While I first saw this information posted on Leo Laporte’s blog last week, Dailytech has a good write up on the issue and a response from Microsoft on a possible issue that leaves UAC in state that is less secure than some people would like.  The person who details the attack issue even claims that this should vindicate the security in Windows Vista.

http://images.dailytech.com/nimage/10254_large_uacbrokenwindows7.jpg
Mr. Zheng says the attack is a vindication of Windows Vista, and evidence that the new Windows 7 approach, while more pleasing to some, is inherently insecure.  He states, “This is dedicated to every ignorant ‘tech journalist’ who cried wolf about UAC in Windows Vista. A change to User Account Control (UAC) in Windows 7 (beta) to make it ‘less annoying’ inadvertently clears the path for a simple but ingenious override that renders UAC disabled without user interaction. For the security conscious, a workaround is also provided at the end. First and foremost, I want to clear up two things.”

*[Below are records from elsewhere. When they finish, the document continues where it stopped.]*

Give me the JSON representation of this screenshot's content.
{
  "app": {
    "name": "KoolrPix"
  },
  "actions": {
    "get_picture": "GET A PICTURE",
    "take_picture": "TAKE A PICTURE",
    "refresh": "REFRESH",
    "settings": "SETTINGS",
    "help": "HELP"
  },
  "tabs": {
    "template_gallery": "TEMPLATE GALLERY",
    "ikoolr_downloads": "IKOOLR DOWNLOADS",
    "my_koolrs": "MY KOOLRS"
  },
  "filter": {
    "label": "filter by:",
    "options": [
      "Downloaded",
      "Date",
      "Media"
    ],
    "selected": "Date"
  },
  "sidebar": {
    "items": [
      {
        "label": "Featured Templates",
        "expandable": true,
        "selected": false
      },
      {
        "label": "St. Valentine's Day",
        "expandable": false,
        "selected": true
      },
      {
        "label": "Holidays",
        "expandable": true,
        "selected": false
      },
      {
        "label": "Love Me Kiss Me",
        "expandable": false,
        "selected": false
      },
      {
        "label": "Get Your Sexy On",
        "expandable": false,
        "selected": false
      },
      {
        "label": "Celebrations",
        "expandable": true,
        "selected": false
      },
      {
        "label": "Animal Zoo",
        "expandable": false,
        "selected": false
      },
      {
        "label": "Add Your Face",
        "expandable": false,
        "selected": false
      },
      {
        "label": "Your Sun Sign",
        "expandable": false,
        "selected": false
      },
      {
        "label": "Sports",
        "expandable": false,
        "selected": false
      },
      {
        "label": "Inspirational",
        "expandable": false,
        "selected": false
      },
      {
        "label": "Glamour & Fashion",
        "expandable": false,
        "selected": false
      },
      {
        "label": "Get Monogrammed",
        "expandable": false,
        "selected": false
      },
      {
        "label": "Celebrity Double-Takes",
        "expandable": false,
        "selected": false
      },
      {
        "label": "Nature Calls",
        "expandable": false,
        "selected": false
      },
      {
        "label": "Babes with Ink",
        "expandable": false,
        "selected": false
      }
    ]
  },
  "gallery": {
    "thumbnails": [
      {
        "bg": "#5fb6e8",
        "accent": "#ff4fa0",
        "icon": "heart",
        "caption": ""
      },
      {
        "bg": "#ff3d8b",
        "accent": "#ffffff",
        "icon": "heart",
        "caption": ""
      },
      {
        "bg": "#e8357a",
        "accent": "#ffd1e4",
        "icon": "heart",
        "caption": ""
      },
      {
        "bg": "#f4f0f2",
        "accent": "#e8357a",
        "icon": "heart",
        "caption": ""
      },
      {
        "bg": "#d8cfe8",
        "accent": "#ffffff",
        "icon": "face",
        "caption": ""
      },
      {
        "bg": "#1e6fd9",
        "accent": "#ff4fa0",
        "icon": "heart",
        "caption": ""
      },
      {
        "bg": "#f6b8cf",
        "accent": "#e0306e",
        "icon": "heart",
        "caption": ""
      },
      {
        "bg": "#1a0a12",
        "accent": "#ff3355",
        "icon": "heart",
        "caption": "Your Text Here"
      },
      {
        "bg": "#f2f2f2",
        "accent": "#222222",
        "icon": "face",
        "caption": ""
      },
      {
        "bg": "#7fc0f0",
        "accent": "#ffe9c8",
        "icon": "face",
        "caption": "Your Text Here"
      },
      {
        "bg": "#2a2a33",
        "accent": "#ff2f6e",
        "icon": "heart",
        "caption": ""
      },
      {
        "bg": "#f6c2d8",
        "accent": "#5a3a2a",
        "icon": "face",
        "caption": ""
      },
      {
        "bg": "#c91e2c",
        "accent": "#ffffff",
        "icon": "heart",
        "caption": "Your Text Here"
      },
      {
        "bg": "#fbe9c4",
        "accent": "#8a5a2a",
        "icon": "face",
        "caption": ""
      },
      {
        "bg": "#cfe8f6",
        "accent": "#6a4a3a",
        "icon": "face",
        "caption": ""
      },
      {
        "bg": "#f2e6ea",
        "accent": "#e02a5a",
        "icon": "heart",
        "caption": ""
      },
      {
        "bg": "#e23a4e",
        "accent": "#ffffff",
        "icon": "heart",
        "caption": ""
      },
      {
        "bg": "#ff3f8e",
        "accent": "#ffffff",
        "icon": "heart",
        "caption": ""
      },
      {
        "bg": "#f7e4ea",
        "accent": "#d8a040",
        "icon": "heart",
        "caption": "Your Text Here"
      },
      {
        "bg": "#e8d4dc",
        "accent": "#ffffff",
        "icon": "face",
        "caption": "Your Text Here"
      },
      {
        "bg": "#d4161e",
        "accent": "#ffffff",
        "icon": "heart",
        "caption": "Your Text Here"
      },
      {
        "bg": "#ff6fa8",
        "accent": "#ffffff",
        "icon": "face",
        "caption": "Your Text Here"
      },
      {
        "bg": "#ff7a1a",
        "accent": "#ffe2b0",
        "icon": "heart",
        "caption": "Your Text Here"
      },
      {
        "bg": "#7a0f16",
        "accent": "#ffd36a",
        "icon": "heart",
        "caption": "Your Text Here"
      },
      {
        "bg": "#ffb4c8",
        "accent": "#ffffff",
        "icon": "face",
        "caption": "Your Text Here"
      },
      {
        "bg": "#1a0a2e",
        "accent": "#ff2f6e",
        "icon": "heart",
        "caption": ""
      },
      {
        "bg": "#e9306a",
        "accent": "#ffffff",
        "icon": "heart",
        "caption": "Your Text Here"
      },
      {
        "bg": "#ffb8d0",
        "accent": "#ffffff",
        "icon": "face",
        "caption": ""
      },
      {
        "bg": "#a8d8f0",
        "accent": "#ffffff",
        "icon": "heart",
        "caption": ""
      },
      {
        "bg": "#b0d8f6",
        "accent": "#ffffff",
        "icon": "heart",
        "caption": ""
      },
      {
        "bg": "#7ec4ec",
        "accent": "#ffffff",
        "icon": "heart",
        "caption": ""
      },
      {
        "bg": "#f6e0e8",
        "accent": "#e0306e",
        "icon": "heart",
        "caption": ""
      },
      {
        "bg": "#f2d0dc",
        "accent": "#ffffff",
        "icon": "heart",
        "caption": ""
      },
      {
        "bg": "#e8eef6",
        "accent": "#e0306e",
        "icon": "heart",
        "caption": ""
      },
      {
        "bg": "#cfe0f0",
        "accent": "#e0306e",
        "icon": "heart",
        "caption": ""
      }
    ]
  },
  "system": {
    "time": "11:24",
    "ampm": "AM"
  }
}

The flaw, which he calls “blatantly simple” to fix, was raised to his attention by a “security-minded ‘whistleblower.'”  Ignored largely by Microsoft in chatter in its Windows 7 beta feedback, the issue may be present in the retail version of Windows 7 and has been known to many for some time.

Normally Windows 7 is set with the options “Notify me only when programs try to make changes to my computer” and “Don’t notify me when I make changes to Windows settings”.  It uses a security certificate to determine if a program is part of Windows — in other words, changes in the control panel don’t raise warnings as they have a trusted certificate.

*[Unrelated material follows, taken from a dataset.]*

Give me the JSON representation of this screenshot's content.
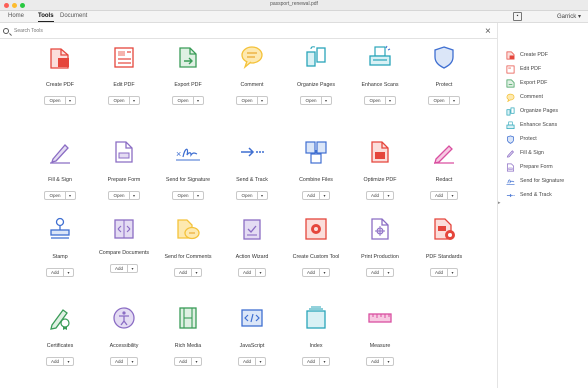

The “Achilles heel” as Mr. Zheng describes is that the UAC is a certified program and thus changes to it are also trusted — even if that change is to disable it.  While he admits that he had to “think bad thoughts” to come up with a way of disabling the UAC without directly tricking the user into doing it, he says it wasn’t tough.  He has posted a proof-of-concept VBScript, which uses keyboard shortcuts to select the UAC and then disable it.  The attack works against any user who has administrative permissions (as standard users are prompted for an administrative password when changing the UAC settings).